The model
Cohere's FDE team, attached to its North enterprise AI workspace platform, embeds engineers directly within enterprise customers — including RBC, Dell and LG CNS — to deploy agentic workflows and private-cloud / on-premises AI environments. Cohere was identified alongside Anthropic and OpenAI as recruiting FDEs as part of a coordinated enterprise AI revenue push.

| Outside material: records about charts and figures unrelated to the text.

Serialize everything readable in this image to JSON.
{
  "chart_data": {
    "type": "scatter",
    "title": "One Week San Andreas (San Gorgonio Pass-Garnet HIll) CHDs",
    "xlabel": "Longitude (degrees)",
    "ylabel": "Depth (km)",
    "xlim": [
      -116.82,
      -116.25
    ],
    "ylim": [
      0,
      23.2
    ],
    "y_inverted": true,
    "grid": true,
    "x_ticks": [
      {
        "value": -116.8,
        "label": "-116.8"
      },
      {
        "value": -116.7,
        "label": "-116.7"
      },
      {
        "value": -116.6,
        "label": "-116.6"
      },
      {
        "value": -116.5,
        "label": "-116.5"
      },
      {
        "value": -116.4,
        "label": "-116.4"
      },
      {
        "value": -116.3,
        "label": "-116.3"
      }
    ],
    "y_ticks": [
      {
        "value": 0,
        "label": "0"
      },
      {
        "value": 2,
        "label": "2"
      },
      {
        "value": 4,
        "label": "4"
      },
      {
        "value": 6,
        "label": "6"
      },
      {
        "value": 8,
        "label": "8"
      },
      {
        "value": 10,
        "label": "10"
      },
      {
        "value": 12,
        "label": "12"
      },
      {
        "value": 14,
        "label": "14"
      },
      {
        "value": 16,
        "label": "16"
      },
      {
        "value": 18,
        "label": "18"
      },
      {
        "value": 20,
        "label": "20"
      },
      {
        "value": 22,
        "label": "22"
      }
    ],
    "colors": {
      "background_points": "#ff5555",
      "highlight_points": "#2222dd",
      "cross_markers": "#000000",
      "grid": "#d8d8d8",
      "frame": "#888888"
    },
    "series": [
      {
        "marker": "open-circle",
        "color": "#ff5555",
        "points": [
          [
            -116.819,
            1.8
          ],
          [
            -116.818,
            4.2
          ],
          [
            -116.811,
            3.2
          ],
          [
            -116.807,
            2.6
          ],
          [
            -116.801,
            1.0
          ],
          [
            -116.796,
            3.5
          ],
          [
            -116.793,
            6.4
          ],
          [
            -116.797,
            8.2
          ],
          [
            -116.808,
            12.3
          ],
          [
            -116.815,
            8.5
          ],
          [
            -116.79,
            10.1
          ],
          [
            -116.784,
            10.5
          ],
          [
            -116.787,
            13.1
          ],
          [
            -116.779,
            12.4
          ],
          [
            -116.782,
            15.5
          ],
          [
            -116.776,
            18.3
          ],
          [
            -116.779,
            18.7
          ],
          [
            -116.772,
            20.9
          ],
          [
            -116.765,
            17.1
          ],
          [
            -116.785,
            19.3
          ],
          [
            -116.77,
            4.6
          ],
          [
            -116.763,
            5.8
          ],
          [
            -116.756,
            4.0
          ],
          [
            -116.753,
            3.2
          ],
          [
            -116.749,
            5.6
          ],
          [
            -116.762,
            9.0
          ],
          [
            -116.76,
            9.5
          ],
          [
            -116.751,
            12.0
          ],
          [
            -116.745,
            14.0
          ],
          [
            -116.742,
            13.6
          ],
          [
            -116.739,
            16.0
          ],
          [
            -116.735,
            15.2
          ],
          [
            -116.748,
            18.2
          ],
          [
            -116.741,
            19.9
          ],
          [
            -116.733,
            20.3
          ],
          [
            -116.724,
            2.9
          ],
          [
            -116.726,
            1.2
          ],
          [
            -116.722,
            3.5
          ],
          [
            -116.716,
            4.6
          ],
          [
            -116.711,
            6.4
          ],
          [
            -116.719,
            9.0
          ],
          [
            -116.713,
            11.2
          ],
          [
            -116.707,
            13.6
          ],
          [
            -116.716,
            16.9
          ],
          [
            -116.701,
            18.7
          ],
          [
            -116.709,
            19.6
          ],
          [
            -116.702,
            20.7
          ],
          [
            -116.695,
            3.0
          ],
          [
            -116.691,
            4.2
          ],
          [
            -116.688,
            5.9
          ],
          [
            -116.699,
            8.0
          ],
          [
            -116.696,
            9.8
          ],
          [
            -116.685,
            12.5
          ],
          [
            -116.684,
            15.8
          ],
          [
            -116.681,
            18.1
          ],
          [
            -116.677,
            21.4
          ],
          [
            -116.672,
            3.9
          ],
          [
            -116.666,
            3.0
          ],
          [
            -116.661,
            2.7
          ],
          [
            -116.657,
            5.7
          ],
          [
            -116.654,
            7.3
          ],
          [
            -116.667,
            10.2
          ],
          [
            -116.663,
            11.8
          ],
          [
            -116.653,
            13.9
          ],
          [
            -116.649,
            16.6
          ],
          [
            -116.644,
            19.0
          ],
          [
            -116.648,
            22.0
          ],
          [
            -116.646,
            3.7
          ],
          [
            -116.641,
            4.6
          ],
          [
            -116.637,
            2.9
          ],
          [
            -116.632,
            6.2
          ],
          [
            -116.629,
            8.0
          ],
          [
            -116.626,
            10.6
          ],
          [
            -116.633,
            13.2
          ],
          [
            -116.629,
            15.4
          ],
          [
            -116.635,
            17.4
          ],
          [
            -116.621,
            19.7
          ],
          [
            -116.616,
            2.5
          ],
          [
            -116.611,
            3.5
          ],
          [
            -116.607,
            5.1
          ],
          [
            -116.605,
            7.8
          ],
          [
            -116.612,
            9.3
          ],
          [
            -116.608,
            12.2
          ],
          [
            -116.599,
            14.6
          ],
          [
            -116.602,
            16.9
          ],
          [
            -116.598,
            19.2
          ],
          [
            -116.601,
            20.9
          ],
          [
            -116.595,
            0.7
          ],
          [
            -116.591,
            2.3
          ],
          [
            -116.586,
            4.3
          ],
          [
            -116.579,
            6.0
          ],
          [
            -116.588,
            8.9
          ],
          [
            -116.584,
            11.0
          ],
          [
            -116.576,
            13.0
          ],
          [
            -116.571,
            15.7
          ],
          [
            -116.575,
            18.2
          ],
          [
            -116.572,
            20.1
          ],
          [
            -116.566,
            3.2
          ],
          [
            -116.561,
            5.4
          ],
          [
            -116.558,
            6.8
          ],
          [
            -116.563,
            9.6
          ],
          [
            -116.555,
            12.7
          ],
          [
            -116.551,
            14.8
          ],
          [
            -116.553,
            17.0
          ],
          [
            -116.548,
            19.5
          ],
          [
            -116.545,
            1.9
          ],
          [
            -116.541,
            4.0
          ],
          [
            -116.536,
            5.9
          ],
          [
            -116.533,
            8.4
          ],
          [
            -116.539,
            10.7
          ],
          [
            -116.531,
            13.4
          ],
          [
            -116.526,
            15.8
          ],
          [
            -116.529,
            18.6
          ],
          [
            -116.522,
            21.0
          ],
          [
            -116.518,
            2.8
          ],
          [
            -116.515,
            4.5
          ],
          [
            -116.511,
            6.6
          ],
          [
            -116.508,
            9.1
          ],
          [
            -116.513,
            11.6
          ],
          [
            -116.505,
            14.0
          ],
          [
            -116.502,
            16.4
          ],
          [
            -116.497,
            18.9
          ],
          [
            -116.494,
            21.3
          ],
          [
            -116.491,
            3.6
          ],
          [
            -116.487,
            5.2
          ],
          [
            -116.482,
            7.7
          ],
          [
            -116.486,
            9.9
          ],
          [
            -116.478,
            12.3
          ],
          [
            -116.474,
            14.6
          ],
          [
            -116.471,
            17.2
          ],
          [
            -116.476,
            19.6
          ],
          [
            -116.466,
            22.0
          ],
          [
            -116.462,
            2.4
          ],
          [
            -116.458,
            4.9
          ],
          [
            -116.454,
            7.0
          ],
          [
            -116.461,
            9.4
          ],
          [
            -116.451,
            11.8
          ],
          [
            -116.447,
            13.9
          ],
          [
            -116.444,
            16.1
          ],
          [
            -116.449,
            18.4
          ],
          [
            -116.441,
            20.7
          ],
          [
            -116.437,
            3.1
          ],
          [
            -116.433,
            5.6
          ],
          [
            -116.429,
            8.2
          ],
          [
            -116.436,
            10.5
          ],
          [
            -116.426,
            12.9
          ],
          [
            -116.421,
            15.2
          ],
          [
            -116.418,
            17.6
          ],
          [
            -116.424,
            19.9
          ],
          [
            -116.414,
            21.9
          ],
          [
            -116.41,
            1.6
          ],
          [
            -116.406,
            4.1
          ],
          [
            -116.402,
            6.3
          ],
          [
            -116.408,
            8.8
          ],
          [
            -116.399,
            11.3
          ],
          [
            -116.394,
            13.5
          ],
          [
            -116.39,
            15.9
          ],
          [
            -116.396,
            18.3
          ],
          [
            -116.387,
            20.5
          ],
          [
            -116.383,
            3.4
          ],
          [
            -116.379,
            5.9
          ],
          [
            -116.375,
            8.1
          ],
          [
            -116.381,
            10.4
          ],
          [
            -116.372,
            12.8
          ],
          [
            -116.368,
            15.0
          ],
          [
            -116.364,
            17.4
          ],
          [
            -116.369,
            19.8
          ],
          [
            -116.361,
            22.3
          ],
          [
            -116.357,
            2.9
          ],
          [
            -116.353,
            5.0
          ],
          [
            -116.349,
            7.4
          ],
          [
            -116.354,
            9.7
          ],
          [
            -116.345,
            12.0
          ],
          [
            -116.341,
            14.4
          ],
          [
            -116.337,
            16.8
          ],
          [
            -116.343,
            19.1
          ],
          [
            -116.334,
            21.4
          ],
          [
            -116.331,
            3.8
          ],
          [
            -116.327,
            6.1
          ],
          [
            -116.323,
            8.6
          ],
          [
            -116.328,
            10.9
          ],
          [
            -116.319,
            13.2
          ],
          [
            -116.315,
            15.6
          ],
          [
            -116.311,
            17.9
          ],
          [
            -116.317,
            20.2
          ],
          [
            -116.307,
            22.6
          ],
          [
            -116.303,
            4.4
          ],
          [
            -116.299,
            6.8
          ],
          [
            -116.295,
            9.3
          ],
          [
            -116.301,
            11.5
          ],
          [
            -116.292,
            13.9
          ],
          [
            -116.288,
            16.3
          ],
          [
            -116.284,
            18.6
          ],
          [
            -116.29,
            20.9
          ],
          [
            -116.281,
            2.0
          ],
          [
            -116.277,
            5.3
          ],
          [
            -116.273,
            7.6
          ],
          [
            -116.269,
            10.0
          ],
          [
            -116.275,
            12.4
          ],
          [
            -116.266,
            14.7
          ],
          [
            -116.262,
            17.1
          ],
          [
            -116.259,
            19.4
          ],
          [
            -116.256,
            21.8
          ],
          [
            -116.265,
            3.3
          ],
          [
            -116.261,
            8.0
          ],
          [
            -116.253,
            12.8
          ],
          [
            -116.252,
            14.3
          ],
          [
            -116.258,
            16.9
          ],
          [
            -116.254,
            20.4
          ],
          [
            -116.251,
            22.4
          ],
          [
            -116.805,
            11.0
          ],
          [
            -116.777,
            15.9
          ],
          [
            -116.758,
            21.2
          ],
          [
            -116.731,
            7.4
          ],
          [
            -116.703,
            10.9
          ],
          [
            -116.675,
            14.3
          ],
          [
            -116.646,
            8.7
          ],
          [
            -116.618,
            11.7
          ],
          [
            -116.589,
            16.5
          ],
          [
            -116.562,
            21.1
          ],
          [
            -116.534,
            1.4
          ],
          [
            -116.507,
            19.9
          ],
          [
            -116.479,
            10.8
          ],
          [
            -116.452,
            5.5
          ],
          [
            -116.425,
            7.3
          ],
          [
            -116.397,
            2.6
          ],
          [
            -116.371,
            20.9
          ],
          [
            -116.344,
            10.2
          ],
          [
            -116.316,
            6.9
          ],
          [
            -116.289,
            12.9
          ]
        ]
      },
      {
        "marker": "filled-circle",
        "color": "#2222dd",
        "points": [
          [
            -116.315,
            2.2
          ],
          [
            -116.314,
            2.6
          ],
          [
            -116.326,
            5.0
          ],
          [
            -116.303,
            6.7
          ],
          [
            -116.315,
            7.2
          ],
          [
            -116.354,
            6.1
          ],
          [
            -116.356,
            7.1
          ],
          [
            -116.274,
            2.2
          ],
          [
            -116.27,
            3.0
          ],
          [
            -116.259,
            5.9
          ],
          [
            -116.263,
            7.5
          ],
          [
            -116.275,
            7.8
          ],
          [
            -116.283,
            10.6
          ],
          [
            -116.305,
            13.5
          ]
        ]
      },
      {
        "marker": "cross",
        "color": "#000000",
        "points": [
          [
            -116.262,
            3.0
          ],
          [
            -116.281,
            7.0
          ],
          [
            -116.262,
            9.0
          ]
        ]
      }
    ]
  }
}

The model is structured around enterprise-security-first positioning: private cloud and on-prem deployment differentiate Cohere from API-first competitors, and the FDE function is uniquely positioned to serve regulated industries with data-sovereignty requirements. North is the coherent product surface for FDE engagement, and engineers own the full design-build-deploy lifecycle of agentic workflows inside the customer's perimeter.
Strengths & weaknesses
Strengths
- Enterprise-security-first positioning with private-cloud and on-premises deployment differentiates Cohere from API-first competitors.
- FDEs are uniquely positioned to serve regulated industries with data-sovereignty requirements.
- The North platform provides a coherent product surface for FDE engagement and agentic workflow builds.
- Anchor enterprise references (RBC, Dell, LG CNS) span banking, hardware and Asian SI markets.
- FDE recruitment alongside Anthropic and OpenAI validates Cohere's seat at the enterprise table.
Weaknesses
- Cohere competes against Anthropic and OpenAI, which have dramatically larger capital bases for FDE buildouts.
- North platform has lower brand recognition than its frontier-lab competitors.
- Enterprise go-to-market maturity is still developing relative to the platform incumbents.
- FDE team scale is significantly smaller than larger frontier-lab rivals.
- Private-cloud focus narrows the addressable market versus API-first general-purpose deployment.